EDITH H. JONES, Circuit Judge:

The issue in this case is whether the bankruptcy court properly imposed a constructive trust on certain assets held by a Chapter 7 debtor. Finding that Appellees [597]*597were not entitled to this equitable remedy, we reverse and remand.

I.

Carolin Paxson Advertising, Inc. (“Pax-son”) was an advertising agency in El Paso, Texas for approximately fifteen years. Paxson served its clients primarily by purchasing air-time on their behalf from various local television and radio stations, including Marsh Media of El Paso d/b/a KVIA-TV and KINT-TV Channel 26 (the “Stations”). In payment for its services, Paxson received commissions from its advertisers.

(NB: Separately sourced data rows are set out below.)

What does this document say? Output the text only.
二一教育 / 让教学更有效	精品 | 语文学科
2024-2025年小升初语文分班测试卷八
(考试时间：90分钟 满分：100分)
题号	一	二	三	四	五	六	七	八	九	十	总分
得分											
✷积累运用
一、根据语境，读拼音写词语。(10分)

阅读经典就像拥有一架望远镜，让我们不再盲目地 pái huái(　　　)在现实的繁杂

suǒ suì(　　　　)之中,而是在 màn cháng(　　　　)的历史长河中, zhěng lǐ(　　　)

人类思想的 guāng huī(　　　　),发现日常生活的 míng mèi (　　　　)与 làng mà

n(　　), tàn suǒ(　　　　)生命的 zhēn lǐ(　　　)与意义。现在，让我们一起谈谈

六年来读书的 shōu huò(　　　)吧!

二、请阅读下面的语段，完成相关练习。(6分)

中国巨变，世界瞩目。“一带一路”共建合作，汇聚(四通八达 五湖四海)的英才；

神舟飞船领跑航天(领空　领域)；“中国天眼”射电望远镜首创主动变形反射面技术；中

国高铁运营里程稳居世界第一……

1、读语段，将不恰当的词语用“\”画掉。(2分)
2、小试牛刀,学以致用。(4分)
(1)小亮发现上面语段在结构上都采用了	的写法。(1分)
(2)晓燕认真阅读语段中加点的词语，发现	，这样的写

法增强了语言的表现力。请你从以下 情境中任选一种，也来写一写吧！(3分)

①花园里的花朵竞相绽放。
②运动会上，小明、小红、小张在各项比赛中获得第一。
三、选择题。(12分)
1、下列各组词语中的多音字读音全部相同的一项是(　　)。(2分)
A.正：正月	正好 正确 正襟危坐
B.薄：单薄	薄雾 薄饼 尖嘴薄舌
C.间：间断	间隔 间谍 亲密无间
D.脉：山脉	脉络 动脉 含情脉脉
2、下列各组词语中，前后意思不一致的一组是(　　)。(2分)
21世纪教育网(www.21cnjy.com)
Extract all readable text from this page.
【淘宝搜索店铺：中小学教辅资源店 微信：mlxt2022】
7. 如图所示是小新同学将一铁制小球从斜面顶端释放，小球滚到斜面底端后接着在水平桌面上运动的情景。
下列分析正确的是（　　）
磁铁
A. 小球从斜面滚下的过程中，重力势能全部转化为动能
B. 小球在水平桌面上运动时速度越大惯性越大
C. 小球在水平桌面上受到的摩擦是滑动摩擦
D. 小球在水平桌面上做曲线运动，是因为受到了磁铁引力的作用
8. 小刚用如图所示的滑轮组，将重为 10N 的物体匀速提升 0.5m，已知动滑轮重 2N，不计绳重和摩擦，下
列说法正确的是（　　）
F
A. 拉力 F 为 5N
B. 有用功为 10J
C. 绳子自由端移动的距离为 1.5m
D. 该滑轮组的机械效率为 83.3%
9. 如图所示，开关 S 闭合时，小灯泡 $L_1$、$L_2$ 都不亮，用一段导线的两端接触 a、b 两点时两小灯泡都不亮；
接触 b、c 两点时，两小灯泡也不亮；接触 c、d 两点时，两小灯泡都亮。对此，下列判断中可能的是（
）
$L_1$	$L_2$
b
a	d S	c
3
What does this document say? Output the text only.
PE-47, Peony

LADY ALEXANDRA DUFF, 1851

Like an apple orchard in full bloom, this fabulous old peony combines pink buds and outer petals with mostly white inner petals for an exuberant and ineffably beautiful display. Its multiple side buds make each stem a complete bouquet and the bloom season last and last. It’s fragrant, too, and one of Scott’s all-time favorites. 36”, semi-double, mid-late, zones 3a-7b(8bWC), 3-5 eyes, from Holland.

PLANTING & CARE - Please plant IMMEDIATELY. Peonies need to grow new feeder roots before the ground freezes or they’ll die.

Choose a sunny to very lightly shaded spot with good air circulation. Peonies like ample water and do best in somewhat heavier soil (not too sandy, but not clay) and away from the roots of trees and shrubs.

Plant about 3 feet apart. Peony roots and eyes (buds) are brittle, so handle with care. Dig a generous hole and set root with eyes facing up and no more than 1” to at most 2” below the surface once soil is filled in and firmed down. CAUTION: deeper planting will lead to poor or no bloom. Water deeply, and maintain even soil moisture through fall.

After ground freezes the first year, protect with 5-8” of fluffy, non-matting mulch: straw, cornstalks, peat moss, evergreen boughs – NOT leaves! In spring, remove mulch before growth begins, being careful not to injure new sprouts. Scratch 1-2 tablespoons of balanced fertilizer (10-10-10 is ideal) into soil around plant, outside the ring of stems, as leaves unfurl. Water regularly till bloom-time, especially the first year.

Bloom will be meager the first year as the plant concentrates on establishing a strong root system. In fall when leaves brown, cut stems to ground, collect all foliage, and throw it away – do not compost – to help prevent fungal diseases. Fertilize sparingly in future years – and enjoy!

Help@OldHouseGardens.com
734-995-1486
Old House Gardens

Each purchase of broadcast time from KVIA and KINT was confirmed by a “Broadcast Order” prepared by Paxson, which purported to relieve Paxson of liability for broadcast time purchased for its clients. After KVIA or KINT provided advertising time, they sent invoices to Pax-son. Paxson would then bill the advertiser, and the advertiser would send a check to Paxson to cover Paxson’s commission and the cost of air-time. Paxson would then pay the Stations for air-time.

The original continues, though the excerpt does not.